About
This project started as a means to collect server power utilization for use by data center engineers, planners and designers to enable data driven decisions as it relates to deciding which make, model and configurations (CPU / Memory / GPU) to purchase as well as how to design, build, upgrade the data center and data center supporting infrastructure. As someone who would plan new installs, I needed to fully understand how much power a given system was capable of consuming in real life situations such as grid computing, general computing and virtualization.Think of this as "a product for data center professionals by a data center professional".
Over time this project has turned into an officially supported "program" where we regularly test and evaluate servers before purchase using demo units consisting of current and next generation gear to develop power utilization profiles. The data, and its visualizations are now consumed at all levels of the data center and server management teams between engineers, managers and senior directors.
How it works:
We meet regularly with our server OEMs (HPE, Supermicro, Dell, Lenovo). New technologies and developments are a part of the discussions. This is where we decide on which gear we would like to evaluate before purchase.
- Evaluation servers are installed in racks dedicated to testing and evaluations and segregated from the production environment.
- Devices are brought online, and the baseline configurations are made in the onboard management (ILO, IDRAC, RIB, XCC, BMC).
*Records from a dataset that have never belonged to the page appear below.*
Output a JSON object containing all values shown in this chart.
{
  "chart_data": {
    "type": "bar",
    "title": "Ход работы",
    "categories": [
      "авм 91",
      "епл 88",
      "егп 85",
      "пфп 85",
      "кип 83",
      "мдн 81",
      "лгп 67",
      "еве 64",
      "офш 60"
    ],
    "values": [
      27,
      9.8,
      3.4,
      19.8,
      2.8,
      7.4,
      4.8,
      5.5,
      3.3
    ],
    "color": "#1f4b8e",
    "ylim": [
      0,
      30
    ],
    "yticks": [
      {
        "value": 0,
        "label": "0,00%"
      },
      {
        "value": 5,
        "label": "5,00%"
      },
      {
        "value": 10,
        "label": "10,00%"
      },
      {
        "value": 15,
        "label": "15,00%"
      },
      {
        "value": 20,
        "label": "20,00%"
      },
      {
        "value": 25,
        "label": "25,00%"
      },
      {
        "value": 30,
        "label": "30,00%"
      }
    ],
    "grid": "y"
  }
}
IPMI being one key piece that is configured.
- Devices are brought into Prometheus using the IPMI Exporter.
- In Grafana, I have configured the Prometheus data source and built a dashboard to visualize the data.
- Devices are then passed between teams dedicated to grid compute, general compute, virtualization and Windows / Unix where they will test their applications, evaluate performance of the system and their applications.
- Teams document their observations, tests performed and rather or not it provides value in comparison to the current systems in use.
- BIOS/UEFI settings changes, OS Imaging, application testing, and stress/performance testing is documented with timestamps and provide back and used annotate points in time in the Grafana dashboard.
- Data is provided to all stakeholders live as data is collected.